46. Which of the following is true about control arm bushings?

  • A. They are located between the frame and the control arm.
  • B. Worn control arm bushings result in wheel shimmy.
  • C. They are tightened on while unloaded and the vehicle is raised in the air.
  • D. Both A or B

46.

Answer A is wrong. They're located between the frame and the control arm. Answers A and B are both correct.

Answer B is wrong. When worn, the tear or gap can change alignment angles. It can result in wheel shimmy and a vibration felt in the wheel.

Answer C is wrong. Due to their design, tightening control arm bushings while the vehicle is raised in the air will result in premature bushing wear.

Answer D is correct. Both A and B are correct.

47. Technician A says the leaf spring shackle swivels and allows the spring to flatten as the vehicle travels over bumps in the road. Technician B says that a single crack in the longest blade of a multi-leaf leaf spring suspension system is acceptable as long as it does not affect ride height and the other blades are good. Who is correct?

  • A. Technician A
  • B. Technician B
  • C. Both A and B
  • D. Neither A or B

47.

Technician A is correct. The shackle swivels if weight is added or as the vehicle travels over bumps in the road allowing the spring’s length to extend and retract as its curve changes.

Technician B is wrong. Replace leaf springs that are cracked. The longest main leaf is vital and contains the spring’s eyes that connect it to the vehicle's frame.

Answer C is wrong. Technician A is correct.

Answer D is wrong. Technician A is correct. Learn more about leaf springs in the read more section.

48. The LEAST likely to result in memory steer is a binding:

  • A. Ball joint.
  • B. Steering gear.
  • C. Upper strut mount.
  • D. Wheel bearing.

48.

Answer A is wrong. This is a LEAST likely question. A binding ball joint causes memory steer.

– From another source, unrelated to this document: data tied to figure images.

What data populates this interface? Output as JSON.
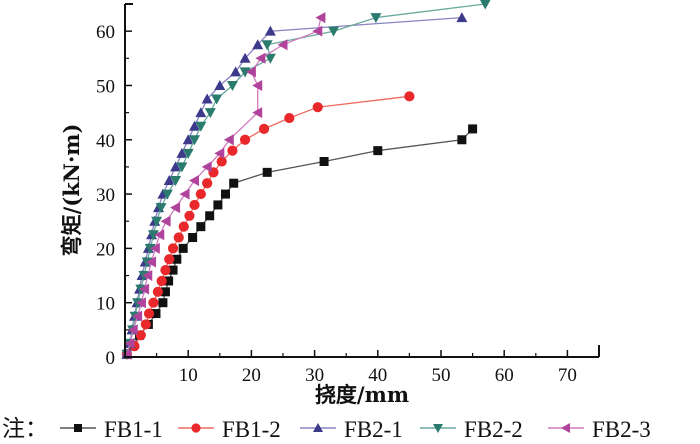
{
  "chart_data": {
    "type": "line",
    "title": "",
    "xlabel": "挠度/mm",
    "ylabel": "弯矩/(kN·m)",
    "xlim": [
      0,
      75
    ],
    "ylim": [
      0,
      65
    ],
    "xticks": [
      10,
      20,
      30,
      40,
      50,
      60,
      70
    ],
    "yticks": [
      0,
      10,
      20,
      30,
      40,
      50,
      60
    ],
    "x_origin_label": "",
    "grid": false,
    "legend_prefix": "注：",
    "legend_position": "bottom",
    "series": [
      {
        "name": "FB1-1",
        "color": "#111111",
        "line_color": "#555555",
        "marker": "square",
        "points": [
          [
            0.3,
            0.5
          ],
          [
            1.2,
            2
          ],
          [
            2.3,
            4
          ],
          [
            3.7,
            6
          ],
          [
            4.9,
            8
          ],
          [
            6.0,
            10
          ],
          [
            6.4,
            12
          ],
          [
            6.9,
            14
          ],
          [
            7.6,
            16
          ],
          [
            8.2,
            18
          ],
          [
            9.2,
            20
          ],
          [
            10.7,
            22
          ],
          [
            12.0,
            24
          ],
          [
            13.4,
            26
          ],
          [
            14.7,
            28
          ],
          [
            15.9,
            30
          ],
          [
            17.2,
            32
          ],
          [
            22.5,
            34
          ],
          [
            31.5,
            36
          ],
          [
            40.0,
            38
          ],
          [
            53.3,
            40
          ],
          [
            55.0,
            42
          ]
        ]
      },
      {
        "name": "FB1-2",
        "color": "#e8282a",
        "line_color": "#ee6a60",
        "marker": "circle",
        "points": [
          [
            0.3,
            0.5
          ],
          [
            1.5,
            2
          ],
          [
            2.5,
            4
          ],
          [
            3.3,
            6
          ],
          [
            3.8,
            8
          ],
          [
            4.5,
            10
          ],
          [
            5.2,
            12
          ],
          [
            5.8,
            14
          ],
          [
            6.4,
            16
          ],
          [
            7.0,
            18
          ],
          [
            7.6,
            20
          ],
          [
            8.5,
            22
          ],
          [
            9.3,
            24
          ],
          [
            10.2,
            26
          ],
          [
            11.0,
            28
          ],
          [
            12.0,
            30
          ],
          [
            13.0,
            32
          ],
          [
            14.0,
            34
          ],
          [
            15.3,
            36
          ],
          [
            17.0,
            38
          ],
          [
            19.0,
            40
          ],
          [
            22.0,
            42
          ],
          [
            26.0,
            44
          ],
          [
            30.5,
            46
          ],
          [
            45.0,
            48
          ]
        ]
      },
      {
        "name": "FB2-1",
        "color": "#3d3a8c",
        "line_color": "#8883c2",
        "marker": "triangle-up",
        "points": [
          [
            0.3,
            0.5
          ],
          [
            0.8,
            2.5
          ],
          [
            1.1,
            5
          ],
          [
            1.5,
            7.5
          ],
          [
            1.9,
            10
          ],
          [
            2.3,
            12.5
          ],
          [
            2.7,
            15
          ],
          [
            3.2,
            17.5
          ],
          [
            3.7,
            20
          ],
          [
            4.2,
            22.5
          ],
          [
            4.7,
            25
          ],
          [
            5.3,
            27.5
          ],
          [
            6.0,
            30
          ],
          [
            7.0,
            32.5
          ],
          [
            8.0,
            35
          ],
          [
            9.0,
            37.5
          ],
          [
            10.0,
            40
          ],
          [
            11.0,
            42.5
          ],
          [
            12.0,
            45
          ],
          [
            13.0,
            47.5
          ],
          [
            15.0,
            50
          ],
          [
            17.5,
            52.5
          ],
          [
            19.0,
            55
          ],
          [
            21.0,
            57.5
          ],
          [
            23.0,
            60
          ],
          [
            53.3,
            62.5
          ]
        ]
      },
      {
        "name": "FB2-2",
        "color": "#2a7a6e",
        "line_color": "#6aa89d",
        "marker": "triangle-down",
        "points": [
          [
            0.3,
            0.5
          ],
          [
            0.8,
            2.5
          ],
          [
            1.2,
            5
          ],
          [
            1.6,
            7.5
          ],
          [
            2.0,
            10
          ],
          [
            2.5,
            12.5
          ],
          [
            3.0,
            15
          ],
          [
            3.5,
            17.5
          ],
          [
            4.0,
            20
          ],
          [
            4.5,
            22.5
          ],
          [
            5.0,
            25
          ],
          [
            5.7,
            27.5
          ],
          [
            6.7,
            30
          ],
          [
            8.0,
            32.5
          ],
          [
            9.0,
            35
          ],
          [
            10.0,
            37.5
          ],
          [
            11.0,
            40
          ],
          [
            12.0,
            42.5
          ],
          [
            13.5,
            45
          ],
          [
            14.5,
            47.5
          ],
          [
            17.0,
            50
          ],
          [
            19.0,
            52.5
          ],
          [
            23.0,
            55
          ],
          [
            22.5,
            57.5
          ],
          [
            33.0,
            60
          ],
          [
            39.7,
            62.5
          ],
          [
            57.0,
            65
          ]
        ]
      },
      {
        "name": "FB2-3",
        "color": "#b0449c",
        "line_color": "#d07cc0",
        "marker": "triangle-left",
        "points": [
          [
            0.3,
            0.5
          ],
          [
            0.8,
            2.5
          ],
          [
            1.3,
            5
          ],
          [
            2.0,
            7.5
          ],
          [
            2.6,
            10
          ],
          [
            3.1,
            12.5
          ],
          [
            3.6,
            15
          ],
          [
            4.2,
            17.5
          ],
          [
            4.8,
            20
          ],
          [
            5.5,
            22.5
          ],
          [
            6.5,
            25
          ],
          [
            8.0,
            27.5
          ],
          [
            9.5,
            30
          ],
          [
            11.0,
            32.5
          ],
          [
            13.0,
            35
          ],
          [
            15.0,
            37.5
          ],
          [
            16.5,
            40
          ],
          [
            21.0,
            45
          ],
          [
            21.0,
            50
          ],
          [
            20.0,
            52.5
          ],
          [
            21.5,
            55
          ],
          [
            25.0,
            57.5
          ],
          [
            30.5,
            60
          ],
          [
            31.0,
            62.5
          ]
        ]
      }
    ]
  }
}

Answer B is wrong. A binding steering gear causes memory steer.

Answer C is wrong. A binding upper strut mount causes memory steer.

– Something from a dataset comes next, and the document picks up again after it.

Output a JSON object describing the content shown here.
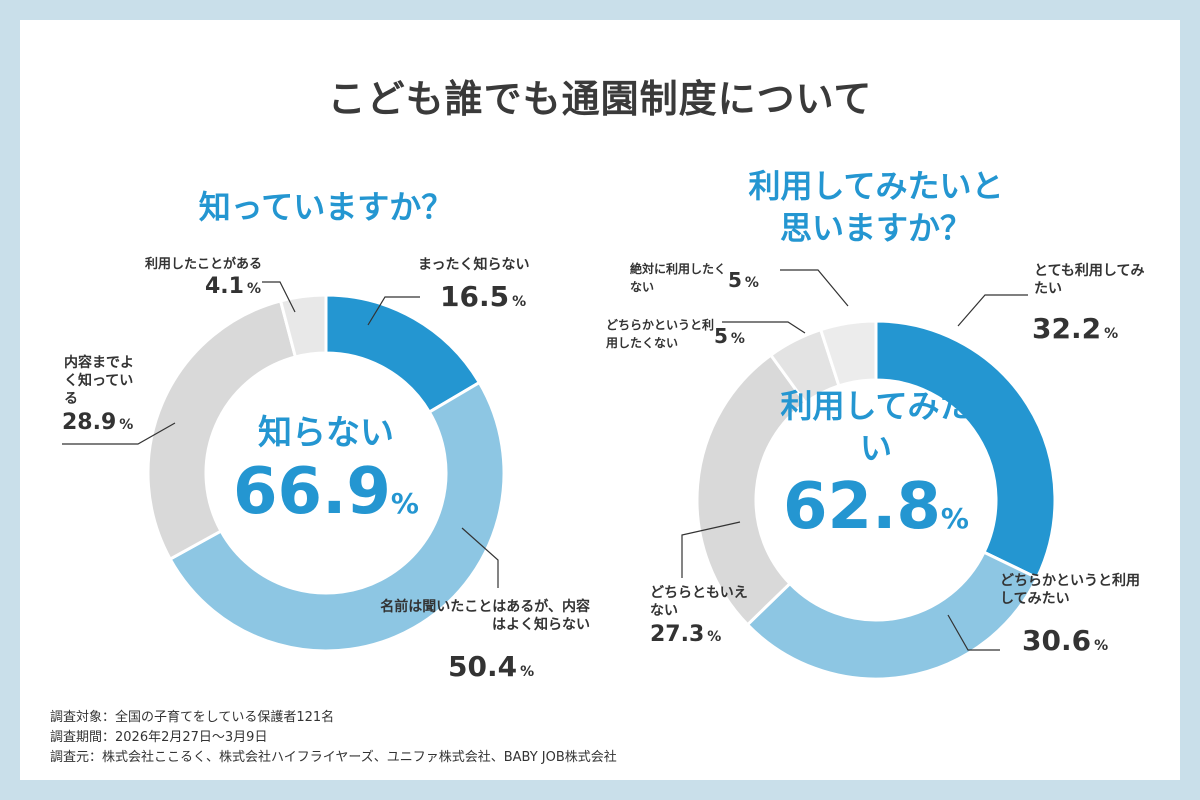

Answer D is correct. Wheel bearings cause a growling noise that increases with speed and changes pitch during turns. If a wheel bearing were binding, there would be a grinding sound when rotating the wheel.

49. There’s a squeak in the steering column when the steering wheel is turned in either direction. All of the following components will result in a noisy steering column EXCEPT.

  • A. Steering coupling
  • B. Clockspring
  • C. Steering column bearings
  • D. Horn switch

49.

Answer A is wrong. The universal steering coupling connects the stub of the steering column to the steering gear. They become loose or bind resulting in excessive noise

Answer B is wrong. The clockspring provides a connection between the steering column the SRS air bag and the wheel’s accessories.

Answer C is wrong. Steering column bearings cause a growl or squeak when worn. There’s a bearing located at the top and bottom of the steering shaft.

Answer D is correct. The horn switch is stationary when the wheel is turned. It’s located in the steering wheel. A faulty horn switch likely has burned contacts and will hamper operation of the horn but would not make noise when the wheel is turned.

50. Two technicians are discussing tie rod ends. Technician A says that loose tie rod ends result in constant steering wheel correction while attempting to keep the vehicle in its lane. Technician B says to rock the tire back and forth at the three and nine o’clock positions to check for tie rod looseness. Who is correct?

  • A. Technician A
  • B. Technician B
  • C. Both A and B
  • D. Neither A or B

50.

Answer A is wrong. Both technicians are correct. Loose tie rods result in vehicle wander and excessive tire wear.

Answer B is wrong. Place your hands at the three and nine o'clock positions and rock the tire left then right to check for tie rod looseness.

Answer C is correct. Both technicians are correct.

Answer D is wrong. Both technicians are correct.